Contrairement à ce qu’avait promis SocFin, peu d’infrastructures ont été construites. Il y a bien eu une route, mais elle ne dessert que l’exploitation, elle ne nous permet pas de rejoindre les principaux points de notre territoire. Nous aimerions trouver une solution pour renégocier le contrat, et faire en sorte que cette fois il soit signé par tout le monde, mais le gouvernement est main dans la main avec SocFin et ne fait rien pour nous aider."

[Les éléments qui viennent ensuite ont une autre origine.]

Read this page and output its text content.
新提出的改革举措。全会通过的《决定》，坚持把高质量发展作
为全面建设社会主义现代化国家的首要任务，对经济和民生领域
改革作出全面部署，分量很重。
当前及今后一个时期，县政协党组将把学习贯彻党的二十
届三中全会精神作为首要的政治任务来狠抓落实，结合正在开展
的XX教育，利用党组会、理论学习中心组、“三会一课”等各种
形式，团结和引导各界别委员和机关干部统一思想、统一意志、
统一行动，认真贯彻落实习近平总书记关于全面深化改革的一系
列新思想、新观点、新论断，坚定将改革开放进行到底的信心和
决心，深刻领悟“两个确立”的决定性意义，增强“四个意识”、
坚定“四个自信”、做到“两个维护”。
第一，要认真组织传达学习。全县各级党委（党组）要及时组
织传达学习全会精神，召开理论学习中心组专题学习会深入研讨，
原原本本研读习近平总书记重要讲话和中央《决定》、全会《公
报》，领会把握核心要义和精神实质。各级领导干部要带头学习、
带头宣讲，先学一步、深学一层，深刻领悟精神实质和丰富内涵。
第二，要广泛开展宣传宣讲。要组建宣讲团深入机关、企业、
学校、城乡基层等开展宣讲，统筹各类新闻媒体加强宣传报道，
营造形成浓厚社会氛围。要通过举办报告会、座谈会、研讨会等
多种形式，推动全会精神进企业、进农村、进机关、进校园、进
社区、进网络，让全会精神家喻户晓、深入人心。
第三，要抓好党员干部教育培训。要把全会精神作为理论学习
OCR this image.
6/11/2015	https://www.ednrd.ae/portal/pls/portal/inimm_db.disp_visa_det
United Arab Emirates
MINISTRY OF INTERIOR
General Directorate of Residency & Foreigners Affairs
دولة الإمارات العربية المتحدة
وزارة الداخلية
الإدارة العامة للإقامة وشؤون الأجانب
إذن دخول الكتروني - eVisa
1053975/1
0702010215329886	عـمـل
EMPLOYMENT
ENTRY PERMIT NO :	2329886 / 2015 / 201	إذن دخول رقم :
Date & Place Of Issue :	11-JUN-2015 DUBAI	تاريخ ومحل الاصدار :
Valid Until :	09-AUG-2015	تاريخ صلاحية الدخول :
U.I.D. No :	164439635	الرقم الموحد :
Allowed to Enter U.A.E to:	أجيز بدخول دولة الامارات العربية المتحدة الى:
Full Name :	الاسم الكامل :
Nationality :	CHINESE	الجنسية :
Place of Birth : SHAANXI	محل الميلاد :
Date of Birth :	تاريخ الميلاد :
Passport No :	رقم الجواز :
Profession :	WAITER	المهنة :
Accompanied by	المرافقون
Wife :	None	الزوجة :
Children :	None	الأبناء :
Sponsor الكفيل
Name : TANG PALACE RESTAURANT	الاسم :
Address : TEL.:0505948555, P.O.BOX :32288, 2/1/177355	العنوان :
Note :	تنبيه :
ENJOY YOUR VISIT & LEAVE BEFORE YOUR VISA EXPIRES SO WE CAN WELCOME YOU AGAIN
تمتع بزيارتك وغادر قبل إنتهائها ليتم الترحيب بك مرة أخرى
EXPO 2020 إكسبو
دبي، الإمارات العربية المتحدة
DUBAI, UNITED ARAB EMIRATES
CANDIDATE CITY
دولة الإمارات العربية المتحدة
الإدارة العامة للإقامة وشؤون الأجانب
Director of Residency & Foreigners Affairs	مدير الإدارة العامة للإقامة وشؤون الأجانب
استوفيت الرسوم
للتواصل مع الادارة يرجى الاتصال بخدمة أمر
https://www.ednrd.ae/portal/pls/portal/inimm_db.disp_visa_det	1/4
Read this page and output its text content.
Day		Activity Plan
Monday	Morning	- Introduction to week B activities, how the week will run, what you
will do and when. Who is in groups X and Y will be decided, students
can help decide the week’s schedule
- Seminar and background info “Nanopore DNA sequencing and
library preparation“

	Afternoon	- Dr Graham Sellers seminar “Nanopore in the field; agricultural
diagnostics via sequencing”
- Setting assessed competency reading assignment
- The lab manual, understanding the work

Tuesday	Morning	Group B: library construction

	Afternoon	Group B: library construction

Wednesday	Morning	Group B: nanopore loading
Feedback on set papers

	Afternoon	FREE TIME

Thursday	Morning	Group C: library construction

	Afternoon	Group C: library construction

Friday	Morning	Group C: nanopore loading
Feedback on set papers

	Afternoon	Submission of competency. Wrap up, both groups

Controverse sur un arrachage de palmiers à huile
 
Le directeur de l’entreprise, Luc Boedt, dément les affirmations de Sima Mattia. Selon lui, SocFin s’est installée en territoire Malen à la demande du gouvernement, afin d’aider à "moderniser l’agriculture" de la région. "C’est un projet de développement rural, qui impliquait de consulter les habitants et de négocier avec les villageois, ce que nous avons fait. Nous n’avons pas touché aux terrains des agriculteurs qui ne nous en ont pas donné l’accord" assure-t-il, niant que de fausses signatures ait été apposées sur le contrat. Il estime par ailleurs que "le projet de SocFin a permis la création de 4 000 emplois dans la région : des agriculteurs, mais aussi des cadres ou des informaticiens. C’est ce genre d’opportunités de développement qu’il faut pour faire avancer l’Afrique, plutôt que de quémander des aides en Occident" fait-il valoir.
 
Le responsable de SocFin assure par ailleurs avoir de "forts soupçons" sur l’implication de Sima Mattia et de quatre membres de Maloa dans l’arrachage, courant octobre, de plants de palmiers à huile. Or, pour Baki Youssoufou, un franco-sierra-léonais fondateur de la plateforme de pétition We Sign It [dont une pétition vise à soutenir les Malen], qui collabore avec l’ONG Maloa, ces accusations sont infondées : "Les personnes accusées sont toutes des figures publiques connues pour leur opposition à SocFin. Le témoignage qui les accuse est très léger : leur accusateur dit les avoir vus arracher des plants de nuit. Il a cité nominalement ces cinq personnes, mais quand le juge lui a présenté leur photo, il était incapable de les reconnaître. J’ai de forts soupçons qu’il ait été payé par nos opposants pour témoigner" affirme-t-il. Le procès qui devait se tenir le 6 décembre a été repoussé au 10 janvier.